Nigella Lawson's Steak with Anchovy Elixir
In the conventional way of these things, a dip to be eaten with crudités, drink in hand, before you even sit down to dinner, should be presented as the first of these three recipes. But this extraordinary elixir is for me the very apogee of anchovydom; it demands the final place on the podium. This isn’t about favouritism, but more about its essential attributes. For the anchovy lover, there can be no purer celebration of its qualities.
I say a dip, but this is equally a sauce – for steak, roast beef, lamb, whatever you feel like pouring it on or eating it with, and I could pour it over almost anything. It is no beauty, it is true. I write elsewhere about brown food (see p.93 of Cook, Eat, Repeat), but this takes the concept of the boldly unprepossessing one stage further: it is positively grey; actually, it is more what my mother would have called greige.
If Jim Lahey, founder of the Sullivan Street Bakery in New York, didn’t already have my eternal gratitude for his no-knead bread method (p.39), this dip, this sauce – what Italians might deliciously and expressively call un intingolo – would be enough to earn all due devotion. He sees it as the recipe that can convert even the most anchovy-averse.
To make this elixir you need saltpacked anchovies, not the ones in oil, and while I have never seen them in the supermarket, they are often stocked by Spanish, Greek and Italian delis; I buy mine, in abundance, online. The directions for preparation on the packets I buy instruct you to soak and then fillet them with your fingers under a running cold tap, but there’s really no need to remove the bones. Think of all that calcium! Once everything’s blitzed in a bullet blender, you really wouldn’t be able to tell the difference. If you don’t have a bullet blender, you can make this with a stick blender though the texture may not be quite the same. What this doesn’t work in, I’m afraid, is a food processor.
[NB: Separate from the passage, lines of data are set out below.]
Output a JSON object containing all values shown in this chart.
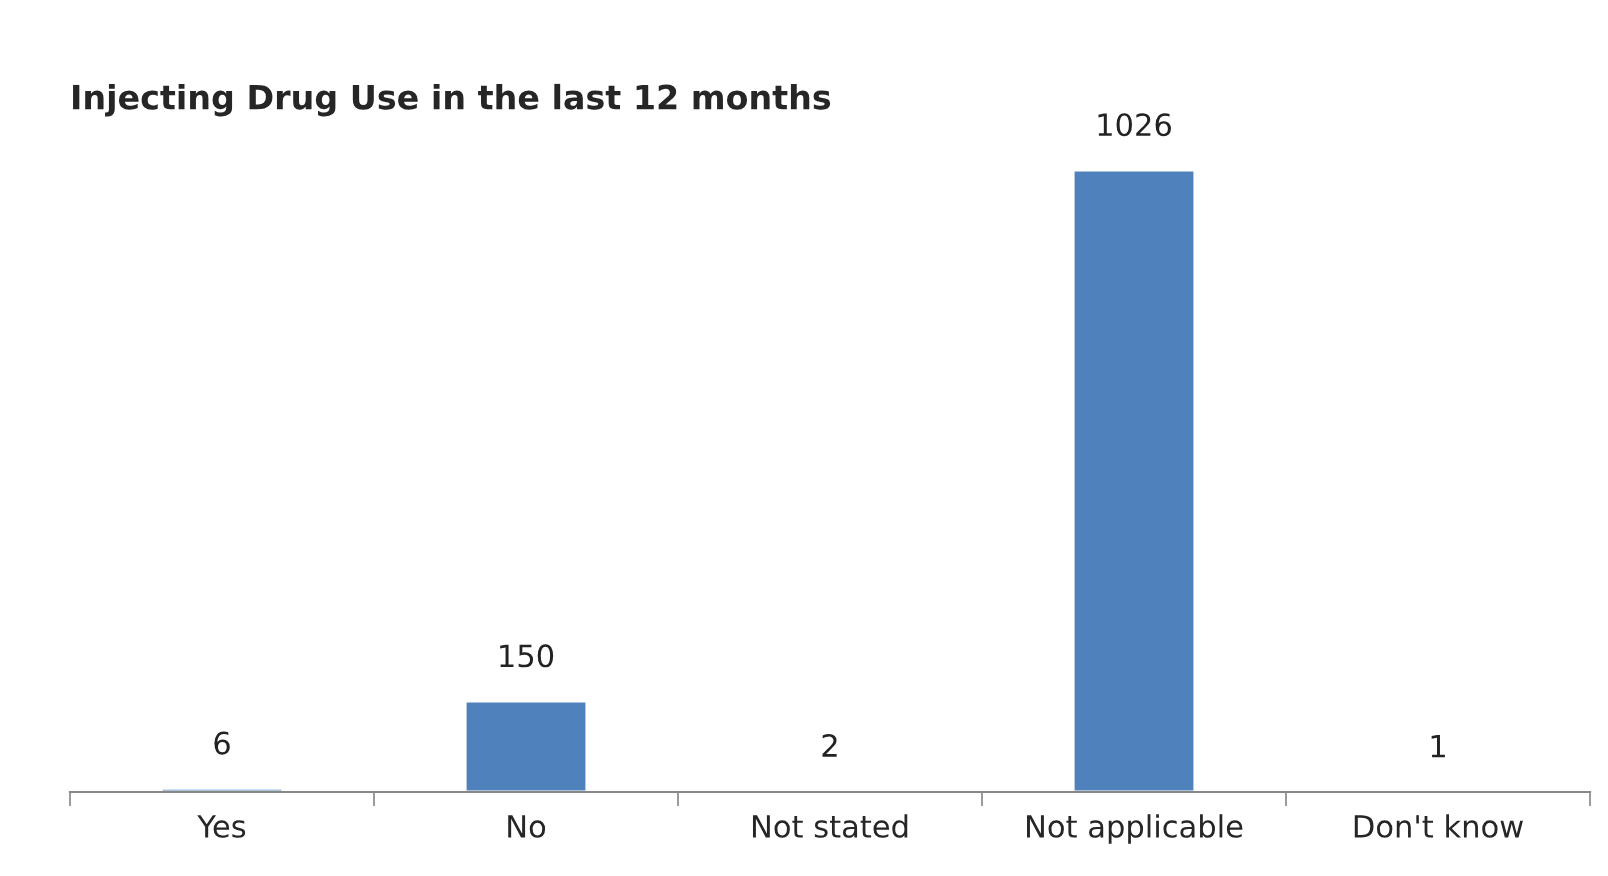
{
  "chart_data": {
    "type": "bar",
    "title": "Injecting Drug Use in the last 12 months",
    "categories": [
      "Yes",
      "No",
      "Not stated",
      "Not applicable",
      "Don't know"
    ],
    "values": [
      6,
      150,
      2,
      1026,
      1
    ],
    "color": "#4f81bd",
    "data_labels": true,
    "grid": false,
    "legend": false
  }
}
The crudités you choose to serve with this are of course up to you… But then again, it’s hard to beat the combination of red rare beef and salty grey sauce. I cooked the steak you see opposite – a slice of rump 2.cm thick – for 3 minutes each side in a cast-iron frying pan, rested it in foil for 5 minutes, then sliced it thinly against the grain, flung it excitedly on a plate, dribbled the elixir over it and scattered a few finely chopped chives on top, and dolloped more sauce on my plate as I ate.
I’ve altered Jim Lahey’s original recipe to suit my own tastes. I suggest you do too, so by all means proceed with less garlic and lemon than I have stipulated below, tasting to see if you want, like me, to go for maximum punch.
|For the anchovy elixir:|
|3||fat cloves of garlic, peeled|
|2½ x 15ml tbsp||lemon juice|
|175ml||extra-virgin olive oil|
You will need: a blender or stick blender
1. It might be wisest to follow the preparation instructions that come on the packet of your salt-packed anchovies, but what I do is soak them in a dish (about 23cm square) of cold water for 5 minutes, then throw the water out, fill up again, and leave to soak in the fresh water for a further 5. Then rinse each anchovy under the tap with the cold water running, tearing away and discarding the tails. If you want to remove the bones, too, be my guest; you will thereby gain huge respect for those who fillet anchovies for a living.
2. If using a bullet or other high-speed blender, put the soaked and drained anchovies, and all the remaining ingredients, into it, and blitz until you have a smooth, buff-grey and gloopily fluid sauce.
3. If using a stick blender, put the soaked and drained anchovies into a bowl with the garlic and lemon juice and blitz to a paste. Still blitzing, gradually pour in a third of the oil, and when that’s absorbed, a third of the water, and carry on in this vein until both are used up.